Kendini yüksek bir tehdit altında hissettiğinde içinde yüzdüğü suyu şuursuzca bulandırabilir ya da peşine takıldığını sandığı canavardan kurtulmak için sise dalıp saklanabilir. Sis içinde kalırsam canavar beni görmez yanılsamasına kapılıp tehlikeyi savuşturacağını zannedebilir.
Genelde Balık burcu yumuşak tabiatlı, sevgi dolu, şefkatli, duyarlı, merhametli ve yardımseverdir. Minnet, takdir ve şükran hisleriyle doludur. Akıl almaz ölçüde tevekkeldir. Her şerde bir hayır görür. Yalan dünyada her şeyden çok koruyucu meleklerine güvenir.

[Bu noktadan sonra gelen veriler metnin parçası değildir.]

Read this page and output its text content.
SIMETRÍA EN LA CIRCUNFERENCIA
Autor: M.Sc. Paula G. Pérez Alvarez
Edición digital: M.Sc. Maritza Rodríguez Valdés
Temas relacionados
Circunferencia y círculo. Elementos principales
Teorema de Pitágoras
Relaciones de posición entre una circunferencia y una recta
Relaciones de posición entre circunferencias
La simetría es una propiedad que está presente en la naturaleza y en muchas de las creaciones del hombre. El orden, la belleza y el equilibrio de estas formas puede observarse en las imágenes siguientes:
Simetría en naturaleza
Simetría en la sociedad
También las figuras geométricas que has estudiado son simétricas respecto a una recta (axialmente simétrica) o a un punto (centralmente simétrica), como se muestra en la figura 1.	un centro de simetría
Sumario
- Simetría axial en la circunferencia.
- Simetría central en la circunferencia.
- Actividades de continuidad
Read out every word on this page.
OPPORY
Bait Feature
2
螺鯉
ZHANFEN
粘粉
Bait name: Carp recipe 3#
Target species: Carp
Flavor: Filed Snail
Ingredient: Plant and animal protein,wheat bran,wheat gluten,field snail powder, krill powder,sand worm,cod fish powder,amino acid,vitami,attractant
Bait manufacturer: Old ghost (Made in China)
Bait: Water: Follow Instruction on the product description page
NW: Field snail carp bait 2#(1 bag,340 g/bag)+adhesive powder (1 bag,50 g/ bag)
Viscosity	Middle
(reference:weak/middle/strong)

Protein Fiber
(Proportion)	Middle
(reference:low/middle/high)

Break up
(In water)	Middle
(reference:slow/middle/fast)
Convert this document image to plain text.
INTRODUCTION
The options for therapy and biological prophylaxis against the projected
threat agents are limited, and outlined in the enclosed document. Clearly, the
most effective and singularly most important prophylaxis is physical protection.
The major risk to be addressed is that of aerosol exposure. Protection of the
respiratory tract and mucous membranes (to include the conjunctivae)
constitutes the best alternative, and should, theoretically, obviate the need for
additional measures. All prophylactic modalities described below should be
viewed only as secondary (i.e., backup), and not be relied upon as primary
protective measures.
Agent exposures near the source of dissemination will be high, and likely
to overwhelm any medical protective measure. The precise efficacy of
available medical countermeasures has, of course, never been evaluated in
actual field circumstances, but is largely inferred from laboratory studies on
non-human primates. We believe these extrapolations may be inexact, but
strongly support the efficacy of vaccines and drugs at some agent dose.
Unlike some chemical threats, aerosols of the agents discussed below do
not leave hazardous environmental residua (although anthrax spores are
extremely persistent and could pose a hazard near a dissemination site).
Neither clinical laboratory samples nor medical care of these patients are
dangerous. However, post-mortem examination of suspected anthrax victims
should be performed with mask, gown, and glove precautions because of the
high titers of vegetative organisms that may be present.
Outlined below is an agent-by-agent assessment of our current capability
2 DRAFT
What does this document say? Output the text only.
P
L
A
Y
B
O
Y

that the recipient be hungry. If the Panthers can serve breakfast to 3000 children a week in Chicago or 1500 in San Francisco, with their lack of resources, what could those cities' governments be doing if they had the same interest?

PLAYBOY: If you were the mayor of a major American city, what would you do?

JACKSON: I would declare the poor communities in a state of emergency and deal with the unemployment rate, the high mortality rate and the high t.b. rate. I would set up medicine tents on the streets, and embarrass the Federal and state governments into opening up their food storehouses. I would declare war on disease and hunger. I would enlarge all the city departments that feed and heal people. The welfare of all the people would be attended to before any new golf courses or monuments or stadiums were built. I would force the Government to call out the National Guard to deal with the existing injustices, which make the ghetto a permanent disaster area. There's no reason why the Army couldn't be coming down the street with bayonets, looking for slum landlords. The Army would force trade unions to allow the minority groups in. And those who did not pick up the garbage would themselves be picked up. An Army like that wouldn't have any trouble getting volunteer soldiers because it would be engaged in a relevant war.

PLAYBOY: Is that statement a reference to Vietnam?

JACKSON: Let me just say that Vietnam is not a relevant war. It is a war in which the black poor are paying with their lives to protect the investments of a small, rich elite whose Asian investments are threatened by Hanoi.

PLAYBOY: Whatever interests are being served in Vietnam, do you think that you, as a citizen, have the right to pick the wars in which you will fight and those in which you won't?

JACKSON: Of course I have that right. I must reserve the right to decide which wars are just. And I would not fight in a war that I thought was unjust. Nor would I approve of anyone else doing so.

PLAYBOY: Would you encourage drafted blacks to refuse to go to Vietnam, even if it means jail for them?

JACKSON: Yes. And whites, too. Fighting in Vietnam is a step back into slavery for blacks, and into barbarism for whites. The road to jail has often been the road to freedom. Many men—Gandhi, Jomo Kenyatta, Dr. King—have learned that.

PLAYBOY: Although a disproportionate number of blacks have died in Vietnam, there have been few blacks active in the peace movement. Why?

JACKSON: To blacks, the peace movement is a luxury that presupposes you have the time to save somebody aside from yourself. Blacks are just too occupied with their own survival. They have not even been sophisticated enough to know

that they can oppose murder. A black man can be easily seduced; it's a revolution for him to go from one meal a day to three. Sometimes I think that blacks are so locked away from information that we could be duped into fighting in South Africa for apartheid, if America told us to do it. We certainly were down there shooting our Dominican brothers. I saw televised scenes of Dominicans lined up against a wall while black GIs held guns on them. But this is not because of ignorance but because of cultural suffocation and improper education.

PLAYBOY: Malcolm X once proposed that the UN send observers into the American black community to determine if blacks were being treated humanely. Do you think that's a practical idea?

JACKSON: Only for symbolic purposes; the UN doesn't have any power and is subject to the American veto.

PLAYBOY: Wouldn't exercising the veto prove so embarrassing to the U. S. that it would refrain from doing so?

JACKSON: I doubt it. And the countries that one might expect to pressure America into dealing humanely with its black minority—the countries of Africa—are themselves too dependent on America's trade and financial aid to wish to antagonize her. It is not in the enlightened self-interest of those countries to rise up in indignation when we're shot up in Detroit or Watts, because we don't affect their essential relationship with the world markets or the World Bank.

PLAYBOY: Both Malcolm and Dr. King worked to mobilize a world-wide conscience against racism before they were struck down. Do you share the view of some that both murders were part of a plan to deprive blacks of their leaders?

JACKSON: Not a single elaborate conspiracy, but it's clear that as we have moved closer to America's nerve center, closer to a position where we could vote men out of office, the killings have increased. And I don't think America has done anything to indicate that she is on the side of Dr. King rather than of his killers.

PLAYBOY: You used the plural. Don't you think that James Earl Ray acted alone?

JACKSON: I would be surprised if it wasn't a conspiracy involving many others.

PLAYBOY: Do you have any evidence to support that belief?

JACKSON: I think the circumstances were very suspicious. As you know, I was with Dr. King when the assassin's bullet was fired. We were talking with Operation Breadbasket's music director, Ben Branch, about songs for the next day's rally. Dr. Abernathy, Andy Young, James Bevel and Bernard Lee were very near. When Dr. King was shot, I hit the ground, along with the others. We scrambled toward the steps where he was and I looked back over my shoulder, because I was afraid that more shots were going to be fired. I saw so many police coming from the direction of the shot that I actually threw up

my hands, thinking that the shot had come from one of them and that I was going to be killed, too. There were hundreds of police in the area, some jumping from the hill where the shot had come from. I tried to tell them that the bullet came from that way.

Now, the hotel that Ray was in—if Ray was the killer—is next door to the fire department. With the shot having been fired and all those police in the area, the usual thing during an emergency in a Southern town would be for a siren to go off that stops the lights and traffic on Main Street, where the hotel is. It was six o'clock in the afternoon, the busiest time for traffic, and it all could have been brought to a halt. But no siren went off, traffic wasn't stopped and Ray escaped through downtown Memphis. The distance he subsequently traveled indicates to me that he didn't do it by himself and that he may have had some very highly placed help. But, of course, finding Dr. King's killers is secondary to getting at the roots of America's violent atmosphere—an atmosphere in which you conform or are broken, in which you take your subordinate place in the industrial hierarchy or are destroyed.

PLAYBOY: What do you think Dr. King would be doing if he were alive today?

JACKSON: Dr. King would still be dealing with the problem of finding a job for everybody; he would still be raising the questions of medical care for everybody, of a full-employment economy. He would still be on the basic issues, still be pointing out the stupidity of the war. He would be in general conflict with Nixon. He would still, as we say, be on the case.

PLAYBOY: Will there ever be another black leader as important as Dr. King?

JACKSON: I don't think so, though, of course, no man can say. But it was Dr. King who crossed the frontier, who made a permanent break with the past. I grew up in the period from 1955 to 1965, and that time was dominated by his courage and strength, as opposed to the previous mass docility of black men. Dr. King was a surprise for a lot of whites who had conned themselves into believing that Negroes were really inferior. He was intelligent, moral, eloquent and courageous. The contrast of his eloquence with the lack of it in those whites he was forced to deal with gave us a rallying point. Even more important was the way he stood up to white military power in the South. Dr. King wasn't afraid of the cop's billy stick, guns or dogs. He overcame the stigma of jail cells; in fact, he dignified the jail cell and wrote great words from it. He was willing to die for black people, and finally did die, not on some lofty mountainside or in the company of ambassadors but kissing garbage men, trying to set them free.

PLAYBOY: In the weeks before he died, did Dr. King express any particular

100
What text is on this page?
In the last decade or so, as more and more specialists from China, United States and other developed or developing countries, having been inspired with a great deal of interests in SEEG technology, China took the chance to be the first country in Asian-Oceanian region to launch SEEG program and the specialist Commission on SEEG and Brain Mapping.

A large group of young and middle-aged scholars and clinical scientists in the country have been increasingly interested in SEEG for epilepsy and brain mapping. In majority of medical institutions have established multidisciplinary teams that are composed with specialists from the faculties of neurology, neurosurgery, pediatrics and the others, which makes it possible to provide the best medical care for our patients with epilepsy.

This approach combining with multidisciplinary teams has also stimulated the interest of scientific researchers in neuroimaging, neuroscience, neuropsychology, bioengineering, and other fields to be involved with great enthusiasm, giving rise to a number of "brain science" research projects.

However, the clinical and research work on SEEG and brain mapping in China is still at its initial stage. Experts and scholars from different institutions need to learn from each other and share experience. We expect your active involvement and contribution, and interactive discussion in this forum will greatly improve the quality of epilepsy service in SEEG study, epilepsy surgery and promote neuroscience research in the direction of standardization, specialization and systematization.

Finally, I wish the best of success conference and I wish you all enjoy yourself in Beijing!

Muazzam hayal gücünü ve resmin bütününü görebilme potansiyelini sanata taşıdığında harikalar yaratabilir. Hiç bir burcun ilham perileri bu kadar bol değildir! Güzel, estetik ve zarif olana gönlü bir çırpıda kaydığından çok kolay aşık olur. Ancak aşkı idealize ettiğinden ölümlü bir fani ile yetinmesi oldukça zordur.
Çoğunlukla bir ruh eşi peşinde koşar. Oysa kendisi gibi diğer insanlar da çokça kusurludur. Aslında o tasavvuf ehlidir. Hani şu "içte sarhoş, dışta ayık" olma hali vardır ya, işte Balık burcu o hali biraz abartabilir.
Hem içte hem dışta zil zurna sarhoş dolaşabilir. Son tahlilde beşeri aşk ilahi aşka dönüşür. Yana yakıla aradığı şeyin Leyla değil Mevla olduğunu idrak eder. Sıra Leyla'dan Mevla'ya geçme faslına geldiğinde Balık buselik makamında fısıldar;
"Yürü Leyla, yürü!
Ben Mevla'yı buldum..." (*)
(*) Bu sözler Hüseyin Rahmi Gürpınar'ın Kuyrukluyıldız Altında Bir İzdivaç romanında geçmektedir.